The idea of the yen as a safe haven currency can be ascribed to two factors. First the likelihood of Japanese default is very low and when tied to Japan's recent history of deflation Japanese bonds provide the investor with safety of funds and currency stability. Logically Japan could serve a secure repository for cash. That was also the position of the dollar and its issuer the United States Government. Both currencies scored highly in the financial crisis.
The second factor applies only to the yen and might be called the empirical choice; the yen rose during the financial crisis therefore it was a safe haven currency. By any measured judgment the yen is an unusual choice for a safe haven currency. Except for the unity of the Japanese political system most other economic and interest rate factors would seem to be against it. The Japanese economy has performed dismally over the past 15 years and Japan has one of the oldest and most rapidly declining populations in the world. Its potential for economic growth has been so limited that the Bank of Japan has not had its base rate over 0.5% since 1995.
But the financial crisis played a stronger hand than comparative economics. The worldwide collapse in interest rates destroyed the rationale for the carry trade. The result was a vastly strengthened yen because the attendant trade to the selling of the yen crosses was the panic buying of the yen against the US Dollar. As the carry trade loans came home to Japan and the speculative positions in the yen crosses vanished with the credit lines of the hedge funds, the yen was bought extensively but mostly to close existing positions. Once the loans and trading positions were covered there was far less speculative positioning against the yen than would be found in a normal market.
The equation of a stronger yen with financial turmoil was not due to the inherent strength and security of the Japanese economy but to the bubble markets in the carry trade and yen funding.

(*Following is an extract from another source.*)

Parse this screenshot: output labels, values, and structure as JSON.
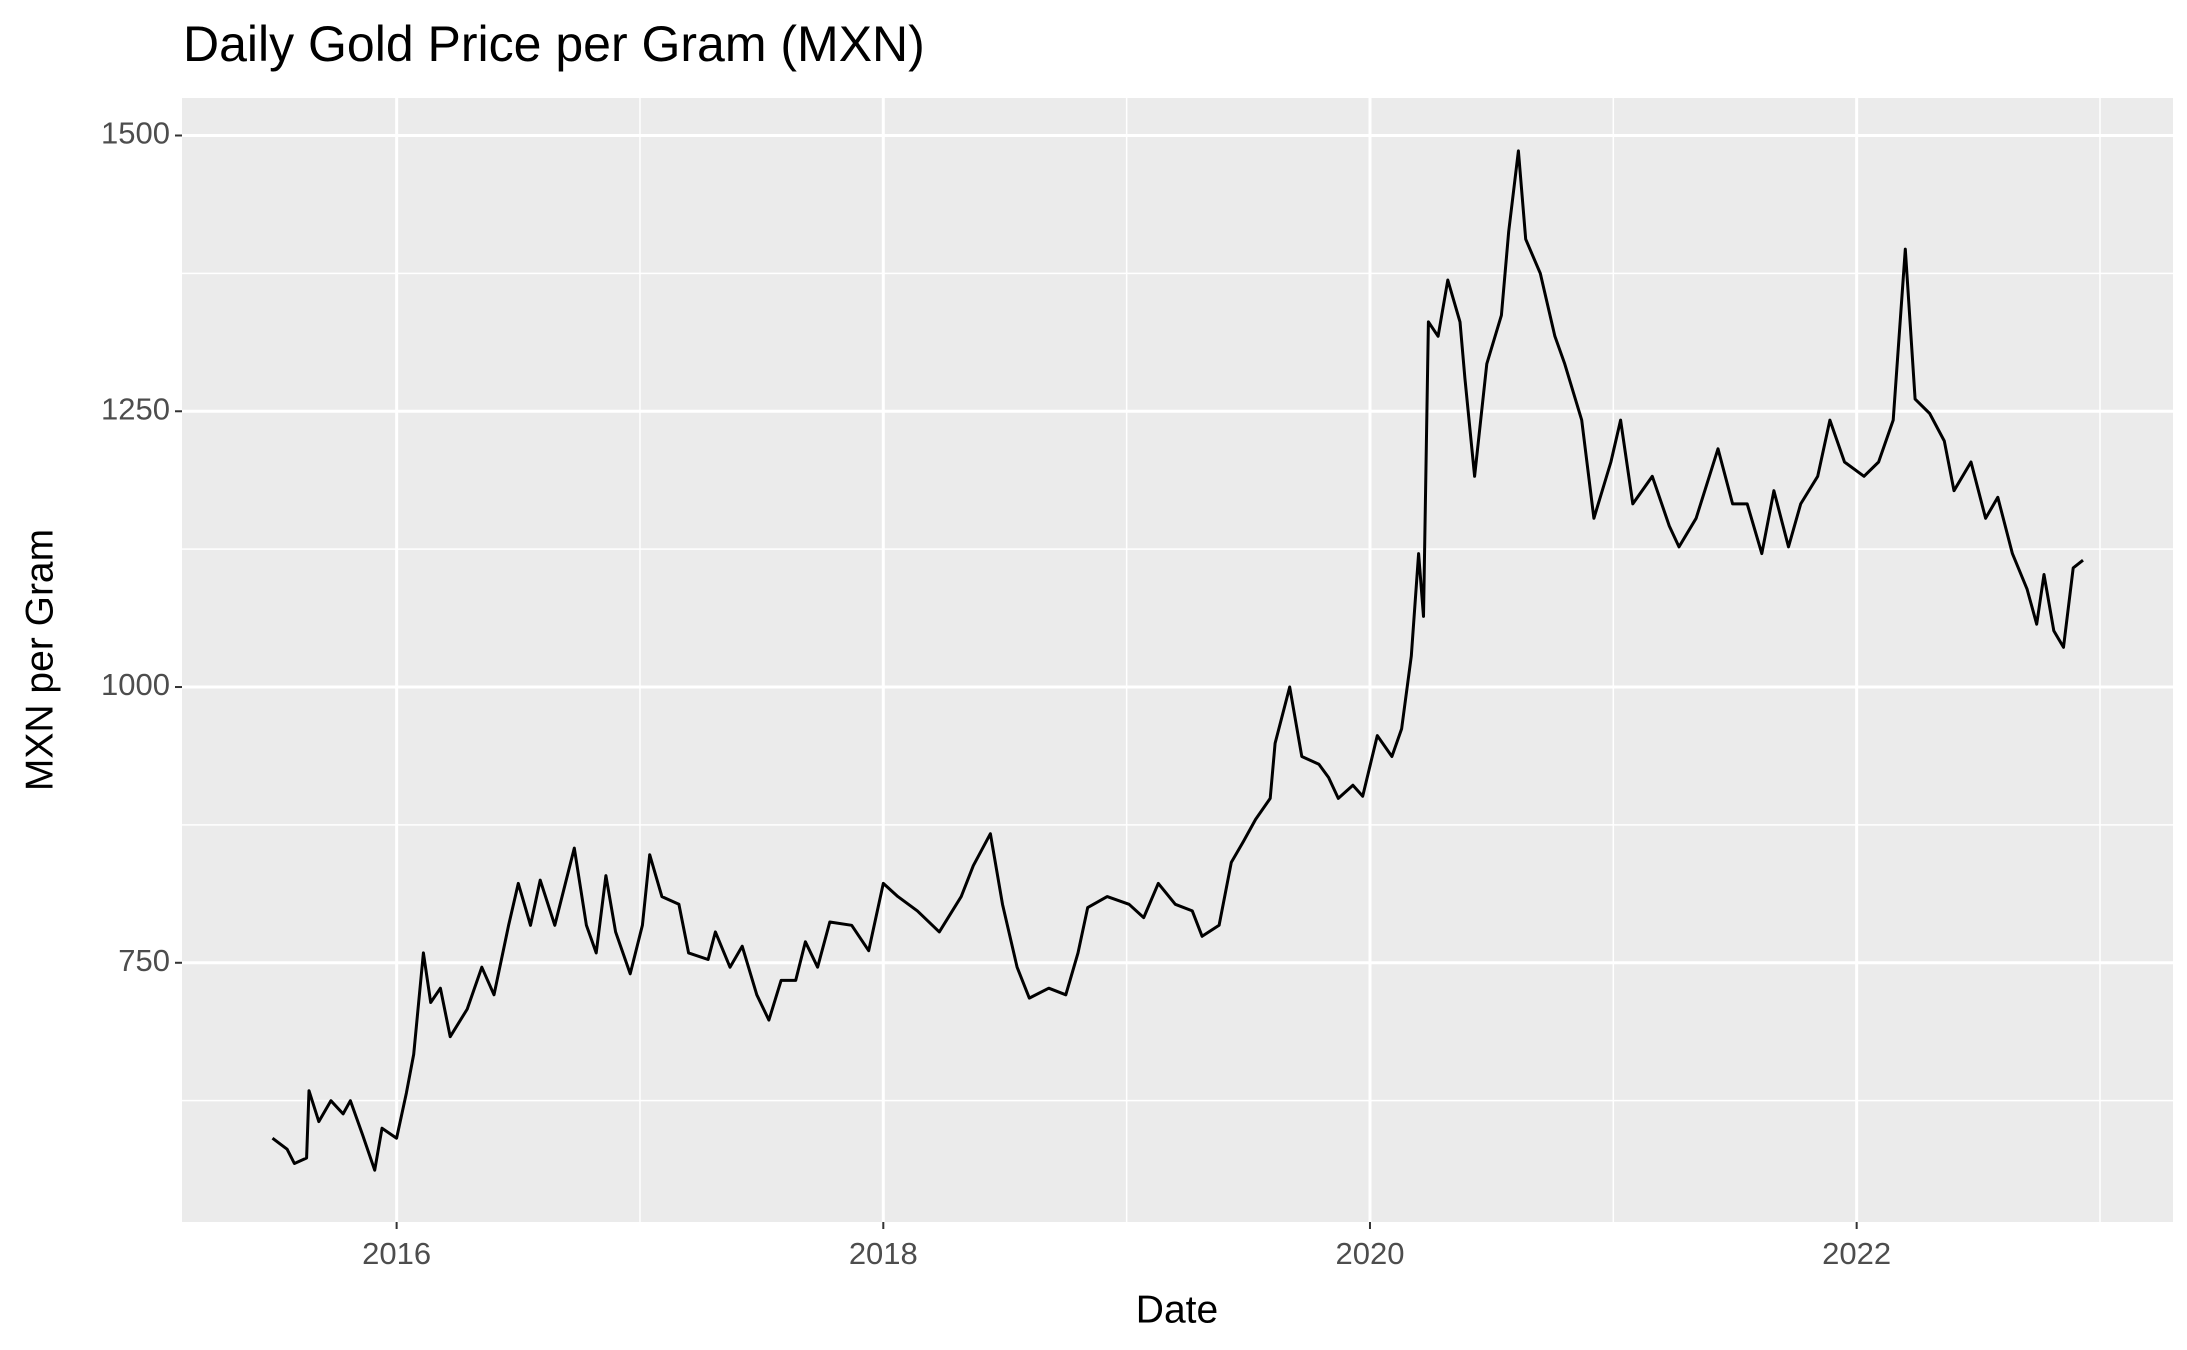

The yen did not rise because traders sought the safety of Japanese investments. The yen rose because the currency markets were overwhelmed by the unwinding of the carry trade and yen funding positions.
But from an empirical view the yen appreciation coincided perfectly with the deepening of the financial crisis. It certainly appeared that the yen was being sought as a safe haven currency. And since the yen had strengthened it became, in fact if not in economic logic, a safe haven currency.
Yen strength, to borrow a phrase, prospered in a fit of absence of mind. The tremendous force of the deleveraging carry trade raised the yen to its current heights. But those forces were one way, buying the yen to close shorts but not opening new long positions which would later have to be reversed in their turn.
During the financial crisis the yen was not a safe haven currency. With the ending of the crisis the yen has not returned to pre-crisis trading levels. The evidence that there were few safe haven flows into the yen is simple; none have left Japan to weaken the yen with the crisis abatement.
For the dollar, a true safe haven during the crisis, the flows that entered during the crisis have now largely left. The dollar was boosted by the flows in and declined as they departed. The yen became a safe haven only by a trading default of the yen crosses.